人気の電動サイクル「NFR-01」シリーズ
電動サイクル「NFR-01」シリーズは、見た目は自転車のようなのに、アクセルをひねるだけでビュンと進む、着座型の特定小型原付です。乗り降りがしやすく足つきが良いので転倒のリスクが軽減され、低重心のため安定感も抜群です。サドルやハンドルの高さは身長に合わせて調整でき、一家に一台あれば家族で共有ができます。
コンパクトな車体は取り回しが良く、折り畳めるため玄関などの限られたスペースにも収納しやすいのも魅力。バッテリー部分だけを取り外し、家庭用コンセントで充電が可能です。
「NFR-01」シリーズは、ハイスペックモデル「NFR-01 Pro⁺」と、エントリーモデル「NFR-01 Lite」の2タイプで展開しています。
走りもデザインもプレミアムな「NFR-01 Pro⁺」
2024年度グッドデザイン賞を受賞した「NFR-01 Pro⁺」は、クラウドファンディングサービスMakuakeにて、特定小型原付のプロジェクトとして初の1億円超えを達成。パワフルな登坂性能とIoT連携が特徴で、業界トップクラスの人気モデルです。
▶ 製品詳細:https://glafit.com/products/nfr/nfr-01-pro/
家族みんなで乗れる令和のファミリーサイクル「NFR-01 Lite」

2025年3月に新発売された「NFR-01 Lite」は、電動サイクル初心者にも扱いやすく、日常使いに適したスペックを備えました。一家に一台欲しくなる、令和のファミリーサイクルです。
▶ 製品詳細:https://glafit.com/products/nfr/nfr-01-lite/
未来を見据えた三輪・四輪の特定小型原付を開発中

(写真左)足上げ動作が難しい高齢者にも優しい着座ステップスルータイプの「P.E.T」 (写真右)アウトドア用途を意識した「NFR-T1 Pro⁺」
glafitでは現在、三輪・四輪タイプの特定小型原付の開発も進めています。「Japan Mobility Show 2025」の展示では、前二輪の三輪型特定小型原付「P.E.T」「NFR-T1 Pro⁺」、さらに免許返納後の移動手段として注目される四輪型特定小型原付「WAKUMOBI」をコンセプトモデルとして紹介。来場者から多くの関心を集めました。

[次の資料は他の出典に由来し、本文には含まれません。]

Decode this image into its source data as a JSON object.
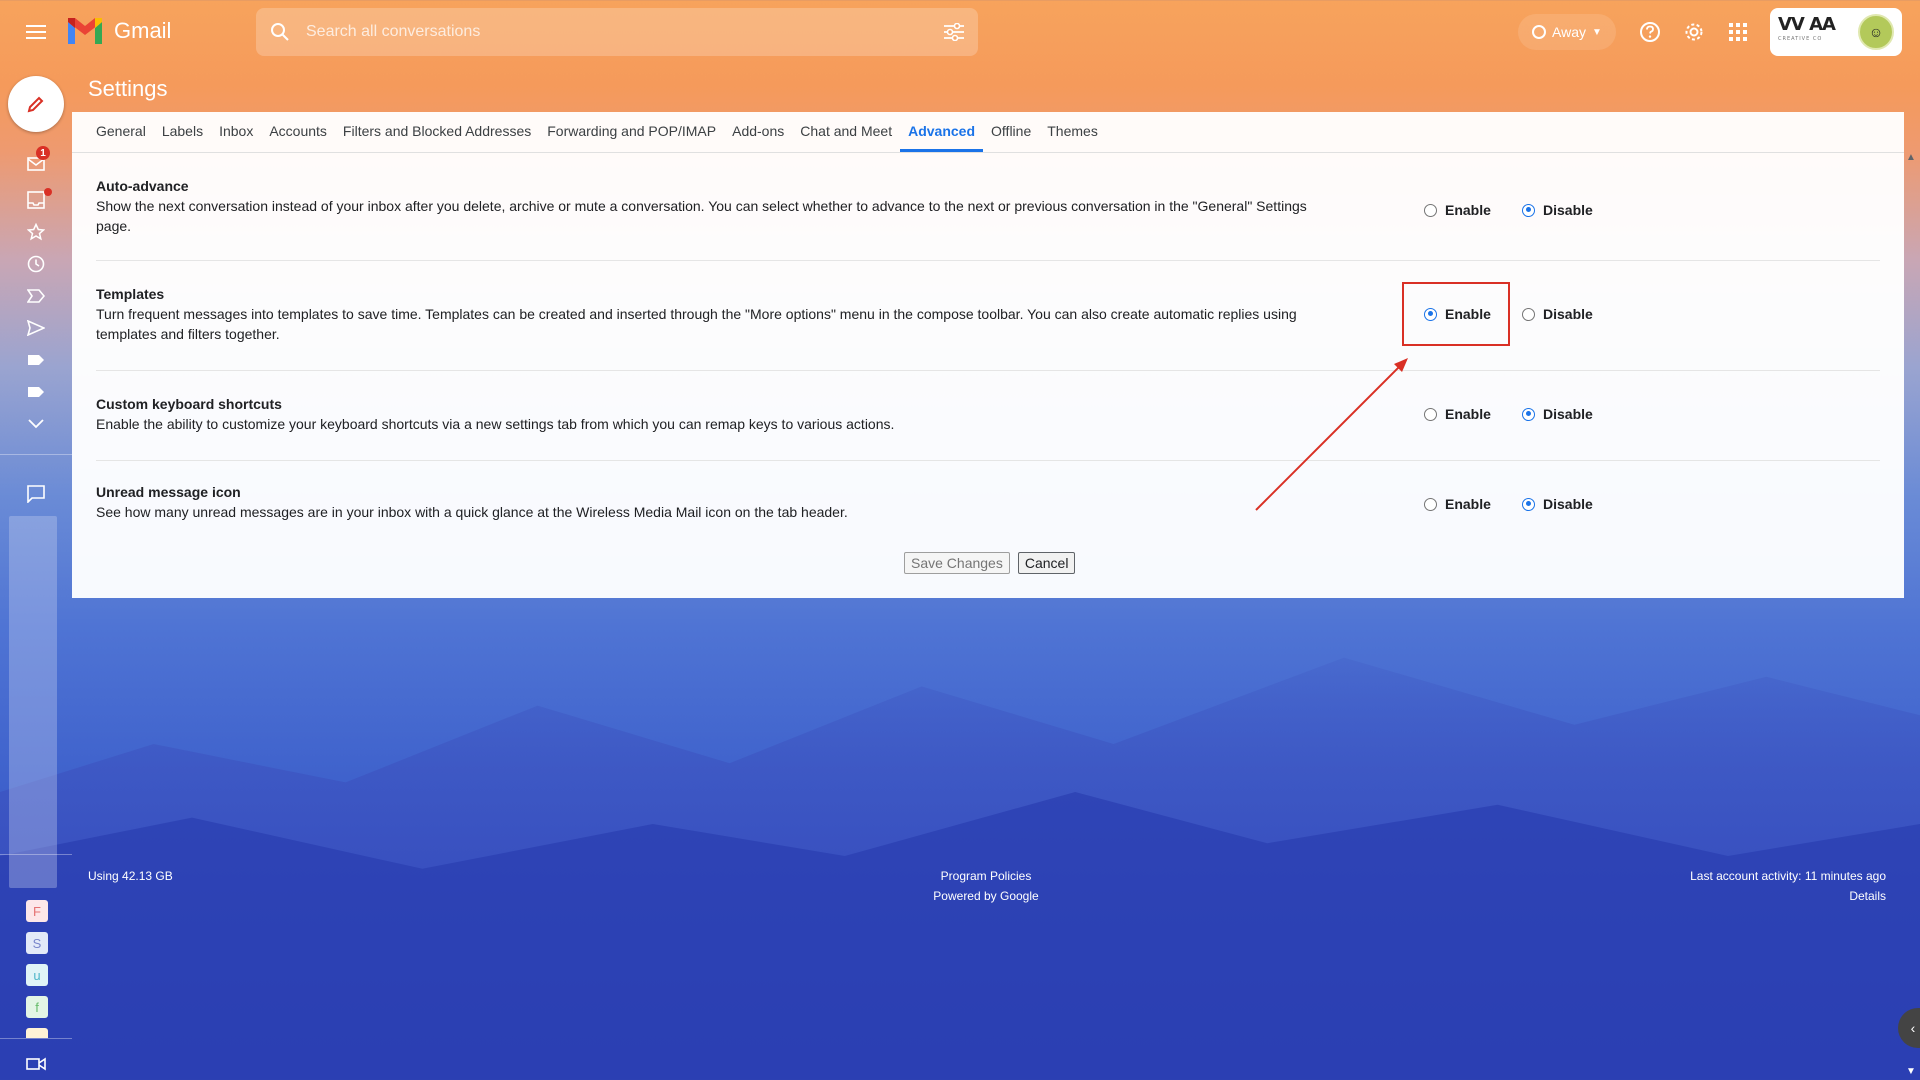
{
  "app": {
    "name": "Gmail"
  },
  "search": {
    "placeholder": "Search all conversations"
  },
  "status": {
    "label": "Away"
  },
  "account": {
    "brand_top": "VV AA",
    "brand_sub": "CREATIVE CO"
  },
  "rail": {
    "inbox_badge": "1",
    "chat_tiles": [
      {
        "letter": "F",
        "bg": "#fde7e9",
        "fg": "#e57373"
      },
      {
        "letter": "S",
        "bg": "#e3eaf8",
        "fg": "#7986cb"
      },
      {
        "letter": "u",
        "bg": "#e0f4f7",
        "fg": "#4db6c8"
      },
      {
        "letter": "f",
        "bg": "#e3f5e5",
        "fg": "#66bb6a"
      }
    ]
  },
  "page": {
    "title": "Settings"
  },
  "tabs": [
    {
      "label": "General"
    },
    {
      "label": "Labels"
    },
    {
      "label": "Inbox"
    },
    {
      "label": "Accounts"
    },
    {
      "label": "Filters and Blocked Addresses"
    },
    {
      "label": "Forwarding and POP/IMAP"
    },
    {
      "label": "Add-ons"
    },
    {
      "label": "Chat and Meet"
    },
    {
      "label": "Advanced",
      "active": true
    },
    {
      "label": "Offline"
    },
    {
      "label": "Themes"
    }
  ],
  "settings": [
    {
      "title": "Auto-advance",
      "description": "Show the next conversation instead of your inbox after you delete, archive or mute a conversation. You can select whether to advance to the next or previous conversation in the \"General\" Settings page.",
      "enable_label": "Enable",
      "disable_label": "Disable",
      "selected": "disable"
    },
    {
      "title": "Templates",
      "description": "Turn frequent messages into templates to save time. Templates can be created and inserted through the \"More options\" menu in the compose toolbar. You can also create automatic replies using templates and filters together.",
      "enable_label": "Enable",
      "disable_label": "Disable",
      "selected": "enable"
    },
    {
      "title": "Custom keyboard shortcuts",
      "description": "Enable the ability to customize your keyboard shortcuts via a new settings tab from which you can remap keys to various actions.",
      "enable_label": "Enable",
      "disable_label": "Disable",
      "selected": "disable"
    },
    {
      "title": "Unread message icon",
      "description": "See how many unread messages are in your inbox with a quick glance at the Wireless Media Mail icon on the tab header.",
      "enable_label": "Enable",
      "disable_label": "Disable",
      "selected": "disable"
    }
  ],
  "buttons": {
    "save": "Save Changes",
    "cancel": "Cancel"
  },
  "footer": {
    "storage": "Using 42.13 GB",
    "program_policies": "Program Policies",
    "powered_by": "Powered by Google",
    "last_activity": "Last account activity: 11 minutes ago",
    "details": "Details"
  },
  "colors": {
    "accent": "#1a73e8",
    "highlight": "#d93025"
  }
}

大阪・関西万博でも展示・デモ走行を行った「WAKUMOBI」
特定小型原付の”16歳以上であれば免許不要”で乗れるという利点を生かしつつ、多様化する生活スタイルや、免許返納後の高齢者が抱える「移動手段不足」という社会課題に応える未来のモビリティ像を、今後も提示していきます。
参考:
【Japan Mobility Show 2025レポート】 未来の“誰もが乗れる”電動パーソナルモビリティを初展示
大阪・関西万博で、WAKU MOBI(四輪型特定小型原動機付自転車)の最終屋外デモンストレーションが決定
まとめ
車の免許返納は、決して「移動の制限」ではありません。自分に合った新しい移動スタイルにシフトするための、ポジティブなプロセスとして考えることができるでしょう。
視力や体力、判断力に余裕がある「元気なうち」に次の相棒となる乗り物を探し始めることで、無理なく生活を移行でき、外出機会が維持されQOLの向上につながるというメリットがあります。
乗り物が多様化するなか、免許不要で運転できる特定小型原付は、社会課題の解決という側面でも期待を集める新時代のモビリティであり、返納後の移動手段のひとつの選択肢といえるでしょう。誰もが何歳になっても、安全かつ楽しく移動できる社会を実現したいものです。